The November 2012 election yielded a decisive victory for Senate Democrats. House Democrats, while entering the 113th Congress with a handful more seats than the previous term, will not shore up control of the chamber from Republicans. The continued control of the House and the Senate by opposing parties presents considerable challenge. The potential for repeated gridlock comes at a time when the legislative priorities of the HIV/AIDS community include reauthorization of the Ryan White Program in 2013, the reemergence of comprehensive immigration reform as a Congressional priority after the historic participation of minority and immigrant communities in the 2012 election, and the Violence Against Women Act remains unacted upon since its 2012 reauthorization.
National Minority AIDS Council (NMAC) remains committed to a broad range of legislative issues that affect the quality of life for people living with HIV/AIDS (PLWHA) in America, as well as individuals at elevated risk for HIV infection due to race, ethnicity, sexual orientation, gender, geography, socioeconomic standing, age, and citizenship status. NMAC is similarly committed to advocating for robust funding to relevant government agencies with programs that serve the diverse prevention, care, treatment, research, and service related priorities of PLWHA and those at heightened vulnerability to new HIV infection. NMAC will work to ensure that the resilience of minority communities is acknowledged, protected, and supported in federal legislation.

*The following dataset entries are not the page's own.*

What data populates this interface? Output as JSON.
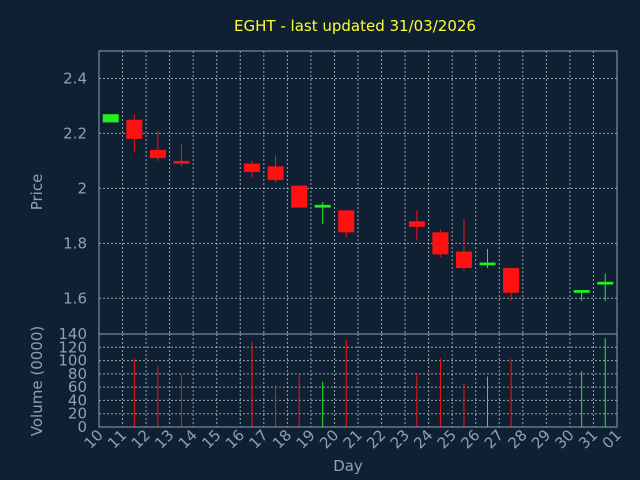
{
  "chart_data": {
    "type": "candlestick",
    "title": "EGHT - last updated 31/03/2026",
    "xlabel": "Day",
    "colors": {
      "background": "#0f2033",
      "title": "#ffff33",
      "axis_text": "#8fa0b4",
      "up": "#22ee22",
      "down": "#ff1111"
    },
    "x_ticks": [
      "10",
      "11",
      "12",
      "13",
      "14",
      "15",
      "16",
      "17",
      "18",
      "19",
      "20",
      "21",
      "22",
      "23",
      "24",
      "25",
      "26",
      "27",
      "28",
      "29",
      "30",
      "31",
      "01"
    ],
    "price_panel": {
      "ylabel": "Price",
      "ylim": [
        1.47,
        2.5
      ],
      "y_ticks": [
        "1.6",
        "1.8",
        "2",
        "2.2",
        "2.4"
      ],
      "y_tick_values": [
        1.6,
        1.8,
        2.0,
        2.2,
        2.4
      ],
      "grid": true
    },
    "volume_panel": {
      "ylabel": "Volume (0000)",
      "ylim": [
        0,
        140
      ],
      "y_ticks": [
        "0",
        "20",
        "40",
        "60",
        "80",
        "100",
        "120",
        "140"
      ],
      "y_tick_values": [
        0,
        20,
        40,
        60,
        80,
        100,
        120,
        140
      ],
      "grid": true
    },
    "candles": [
      {
        "day": "10",
        "open": 2.24,
        "high": 2.27,
        "low": 2.24,
        "close": 2.27,
        "volume": 0
      },
      {
        "day": "11",
        "open": 2.25,
        "high": 2.27,
        "low": 2.13,
        "close": 2.18,
        "volume": 103
      },
      {
        "day": "12",
        "open": 2.14,
        "high": 2.21,
        "low": 2.1,
        "close": 2.11,
        "volume": 92
      },
      {
        "day": "13",
        "open": 2.1,
        "high": 2.16,
        "low": 2.08,
        "close": 2.09,
        "volume": 79
      },
      {
        "day": "16",
        "open": 2.09,
        "high": 2.1,
        "low": 2.04,
        "close": 2.06,
        "volume": 128
      },
      {
        "day": "17",
        "open": 2.08,
        "high": 2.12,
        "low": 2.02,
        "close": 2.03,
        "volume": 63
      },
      {
        "day": "18",
        "open": 2.01,
        "high": 2.01,
        "low": 1.93,
        "close": 1.93,
        "volume": 79
      },
      {
        "day": "19",
        "open": 1.93,
        "high": 1.95,
        "low": 1.87,
        "close": 1.94,
        "volume": 68
      },
      {
        "day": "20",
        "open": 1.92,
        "high": 1.92,
        "low": 1.82,
        "close": 1.84,
        "volume": 131
      },
      {
        "day": "23",
        "open": 1.88,
        "high": 1.92,
        "low": 1.81,
        "close": 1.86,
        "volume": 82
      },
      {
        "day": "24",
        "open": 1.84,
        "high": 1.85,
        "low": 1.75,
        "close": 1.76,
        "volume": 103
      },
      {
        "day": "25",
        "open": 1.77,
        "high": 1.89,
        "low": 1.7,
        "close": 1.71,
        "volume": 66
      },
      {
        "day": "26",
        "open": 1.72,
        "high": 1.78,
        "low": 1.71,
        "close": 1.73,
        "volume": 76
      },
      {
        "day": "27",
        "open": 1.71,
        "high": 1.71,
        "low": 1.59,
        "close": 1.62,
        "volume": 102
      },
      {
        "day": "30",
        "open": 1.62,
        "high": 1.63,
        "low": 1.59,
        "close": 1.63,
        "volume": 84
      },
      {
        "day": "31",
        "open": 1.65,
        "high": 1.69,
        "low": 1.59,
        "close": 1.66,
        "volume": 134
      }
    ]
  }
}
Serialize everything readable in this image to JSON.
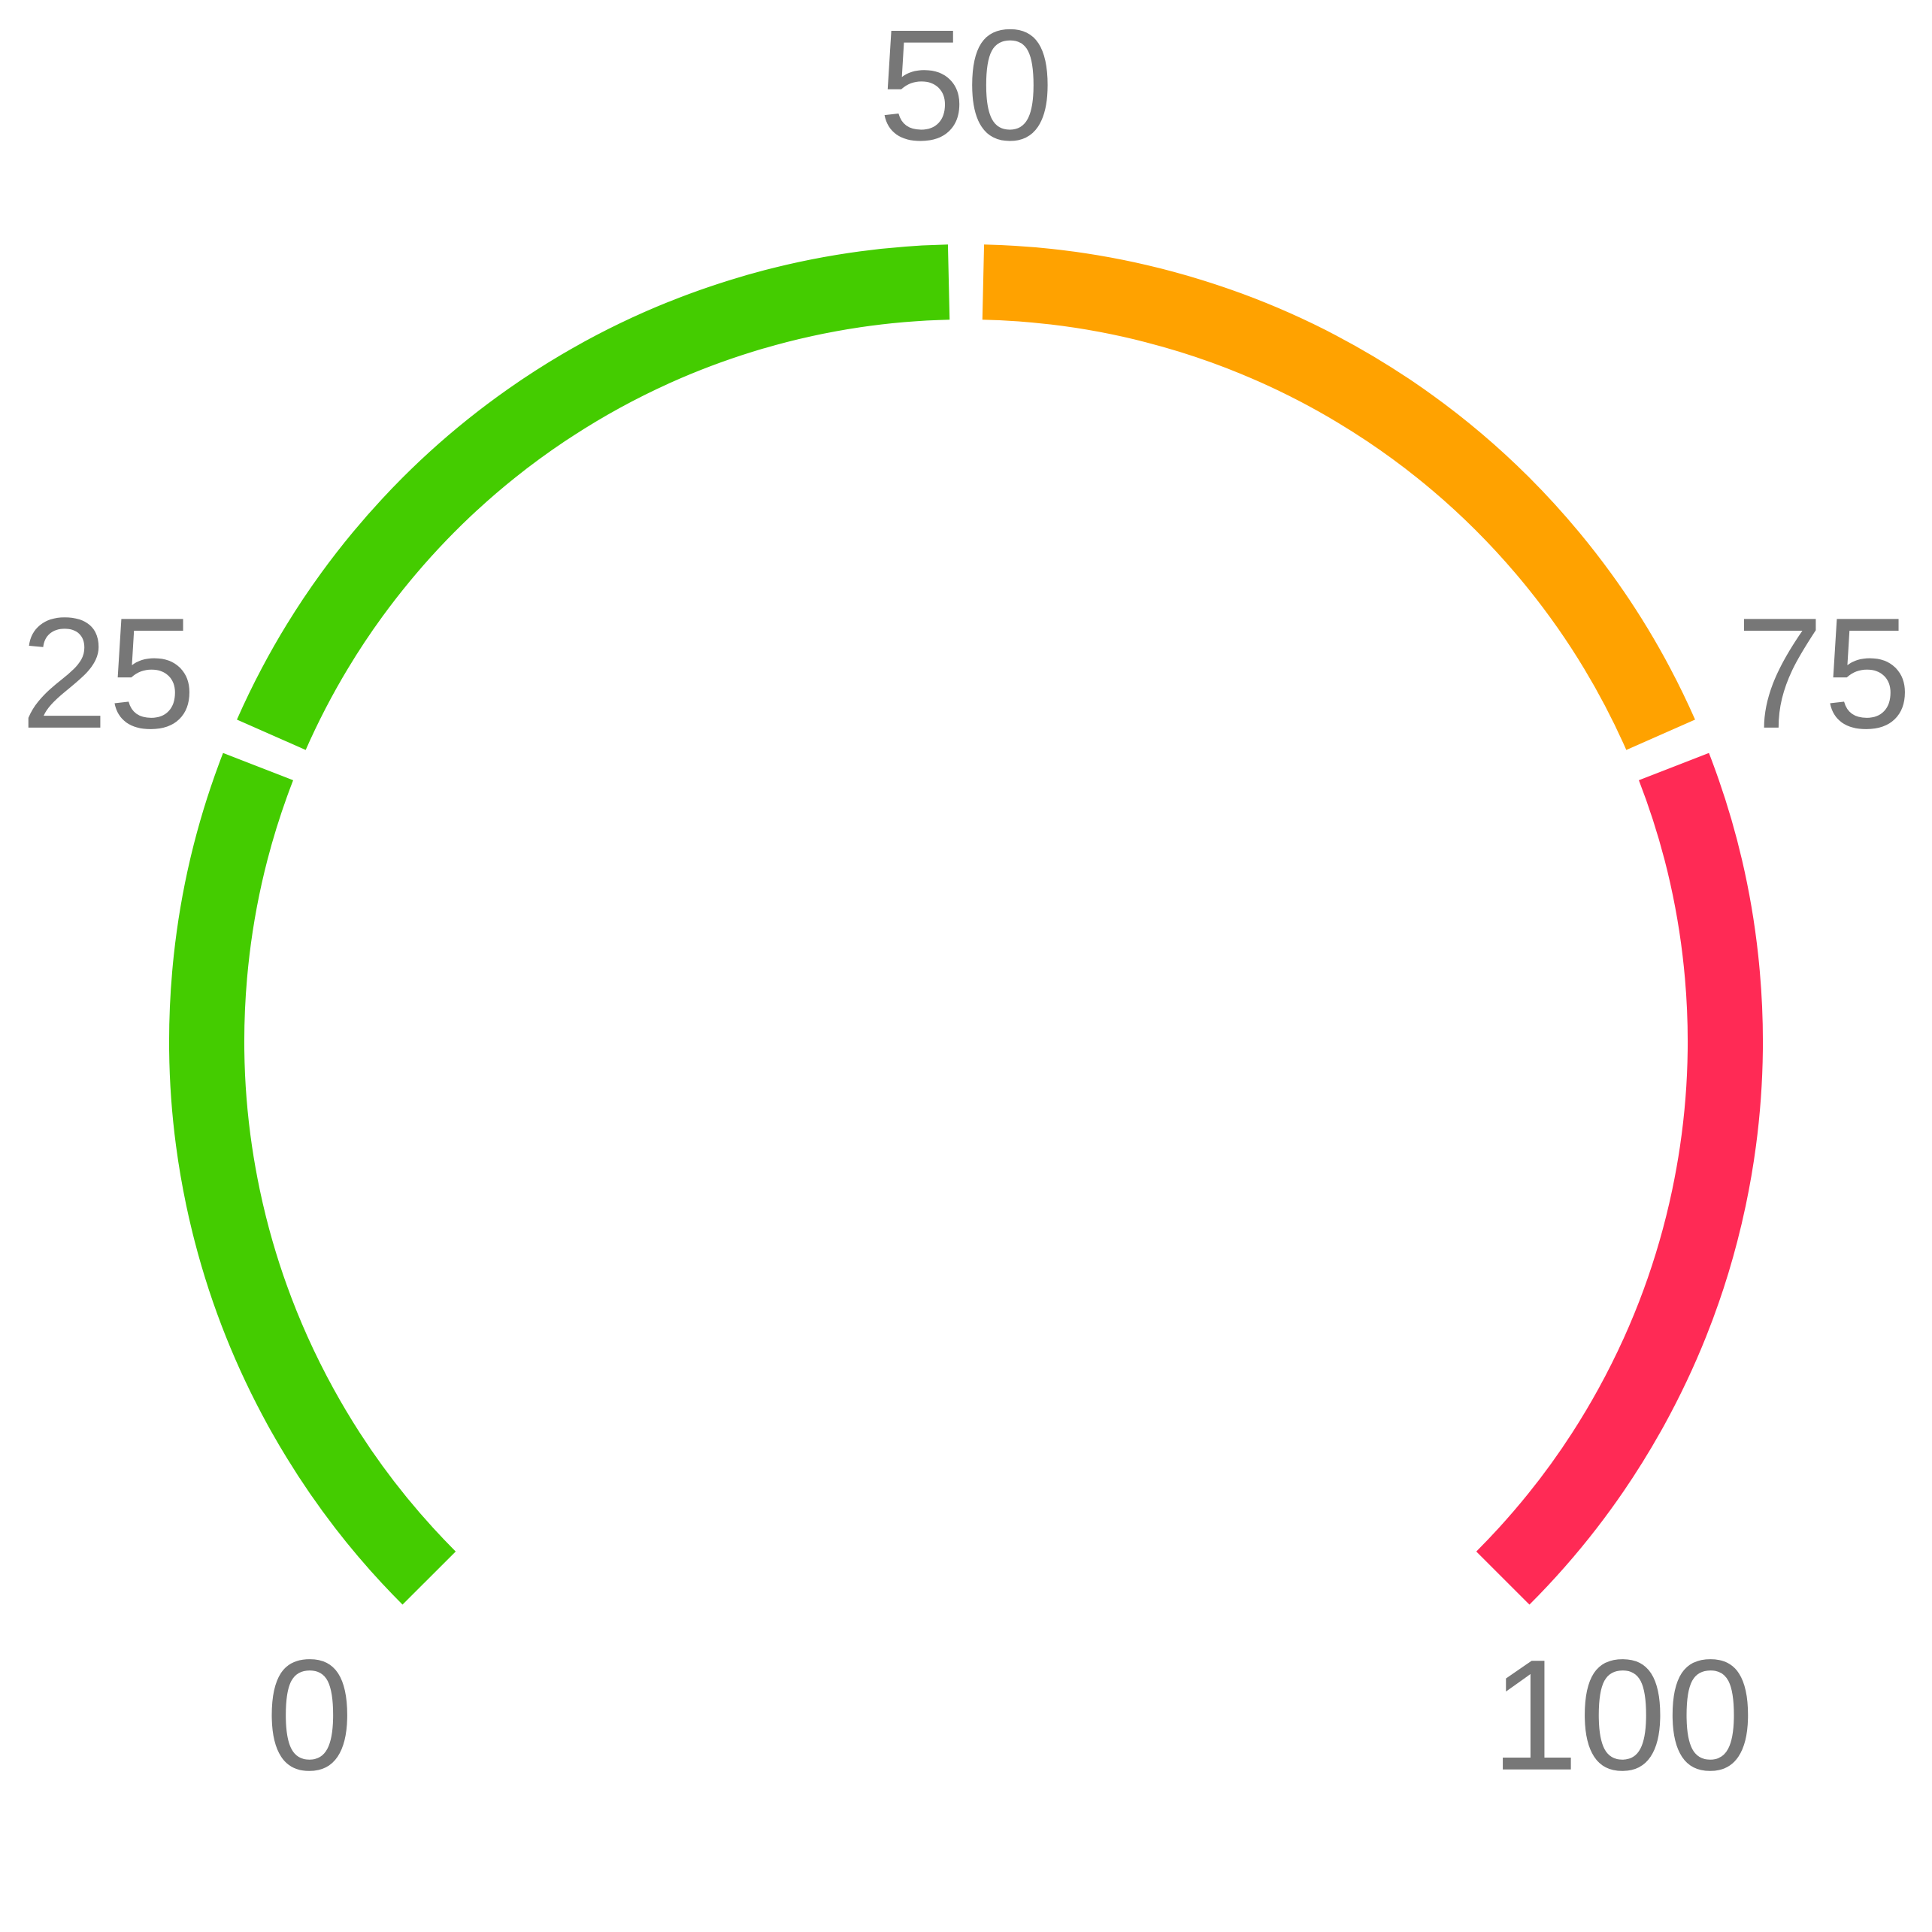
{
  "chart_data": {
    "type": "gauge",
    "min": 0,
    "max": 100,
    "start_angle_deg": -135,
    "end_angle_deg": 135,
    "bands": [
      {
        "name": "band-green-low",
        "from": 0,
        "to": 25,
        "color": "#44cc00"
      },
      {
        "name": "band-green-high",
        "from": 25,
        "to": 50,
        "color": "#44cc00"
      },
      {
        "name": "band-orange",
        "from": 50,
        "to": 75,
        "color": "#ffa200"
      },
      {
        "name": "band-red",
        "from": 75,
        "to": 100,
        "color": "#ff2a55"
      }
    ],
    "ticks": [
      {
        "value": 0,
        "label": "0"
      },
      {
        "value": 25,
        "label": "25"
      },
      {
        "value": 50,
        "label": "50"
      },
      {
        "value": 75,
        "label": "75"
      },
      {
        "value": 100,
        "label": "100"
      }
    ],
    "label_color": "#777777",
    "background": "#ffffff"
  }
}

Click here to read our 2013 Legislative Priorities in full.
REGULATORY AGENDA FOR SECOND TERM OBAMA ADMINISTRATION
President Obama will effectively face the same Congress and an even more closely divided nation in the year ahead, as he tackles drawn out fiscal battles and the longer term issues of tax reform and a delayed fiscal year 2014 budget process. For at least two years, Obama will engage a Congress similar in makeup to the last two years, with which he battled constantly over his legislative priorities. The continued control of the House and the Senate by opposing parties presents the possibility for repeated legislative gridlock on Capitol Hill and, in turn, underscores the importance of the HIV/AIDS community collaborating with the Obama administration to swiftly enact administrative reforms that will improve access to prevention and care services for people living with and vulnerable to HIV.